From 1934 onwards, Agatha Christie began a diary in which she vividly recounted five seasons in Syria and daily life on the excavation sites. This diary was published in 1946 under the title Come, Tell Me How You Live, translated into French as La romancière et l'archéologue. Mes aventures au Moyen-Orient(2005). The story begins with a trip on the Orient-Express, followed by prospecting in Syria to find the tell on which Max intended to conduct his research. He hesitated between three sites in the north-west of the country, and finally chose Tell Chagar-Bazar, occupied from the Halaf period at the end of the Neolithic, until the second half of the 2nd millennium BCE.
In the course of three campaigns between 1935 and 1937, he established the stratigraphy of the site and uncovered buildings dating from the early 2nd millennium, in which he discovered 124 cuneiform tablets. These tablets, along with the other remains unearthed on the site, were shared between Syria, for the Aleppo Museum founded in 1931, and England, for the British Museum. Agatha Christie explained how the antiquities were divided up:
The crucial moment, the "division", is almost upon us. At the end of each season, the Director of the Antiquities Service comes in person, or delegates someone to divide the objects found on the excavation fields into two batches. In Iraq, he would go through each piece one by one, and this would take several days. In Syria, the working method is much simpler. Max is left to divide the objects into two batches of equal value. He can do as he pleases. Then the Syrian representative arrives, examines everything and chooses the collection he prefers to keep. The other is packed up and sent to the British Museum. (p. 209)

In the late 1990s, more tablets were unearthed during further excavations at Chagar Bazar, thus making it possible to identify the site with ancient Ašnakkum. The finds now remain in Syria.

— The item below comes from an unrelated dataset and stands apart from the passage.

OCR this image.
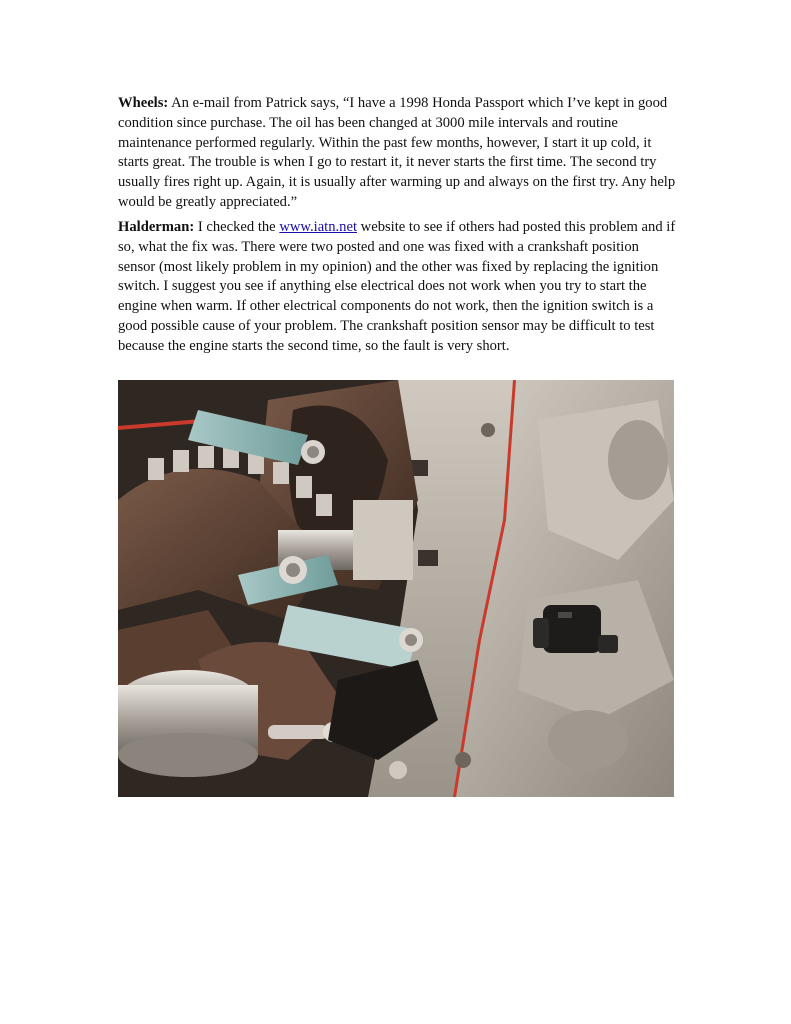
Wheels: An e-mail from Patrick says, “I have a 1998 Honda Passport which I’ve kept in good condition since purchase. The oil has been changed at 3000 mile intervals and routine maintenance performed regularly. Within the past few months, however, I start it up cold, it starts great. The trouble is when I go to restart it, it never starts the first time. The second try usually fires right up. Again, it is usually after warming up and always on the first try. Any help would be greatly appreciated.”

Halderman: I checked the www.iatn.net website to see if others had posted this problem and if so, what the fix was. There were two posted and one was fixed with a crankshaft position sensor (most likely problem in my opinion) and the other was fixed by replacing the ignition switch. I suggest you see if anything else electrical does not work when you try to start the engine when warm. If other electrical components do not work, then the ignition switch is a good possible cause of your problem. The crankshaft position sensor may be difficult to test because the engine starts the second time, so the fault is very short.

In 1936 Max Mallowan decided to explore Tell Brak in the valley of the Jaghjagh River, one of the tributaries of the Habur. Known under the ancient name of Nagar, this was a vast site covering several tells and occupied from the 7th millennium to the end of the 2nd millennium BCE. There he discovered a temple dating from the end of the 4th millennium, in which he found hundreds of small statuettes with oversized eyes that he called "eye idols" or "idols with glasses". Agatha Christie took part in the excavation campaigns, recording, photographing and restoring the objects discovered. The digs at Tell Brak were stopped in 1939 with the outbreak of the Second World War.
Her travels in Syria and Iraq, and life on excavation sites, inspired Agatha Christie to write two detective novels in which Hercule Poirot leads the investigation. In 1934 she published Murder on the Orient Express, based on a true story, and in 1936 Murder in Mesopotamia, set at the imaginary archaeological site of Tell Yarimjah, not far from the Tigris River in Iraq. In this small, closed world, she caricatured some of the members of the missions she had worked with, and had the wife of the excavation director murdered – a literary act of revenge against Katherine Woolley, who had refused to allow her to accompany Max to Ur after their wedding. In a third novel, They Came to Bagdad, published in 1951, a young woman sets off to Baghdad in pursuit of her lover, where she meets two archaeologists.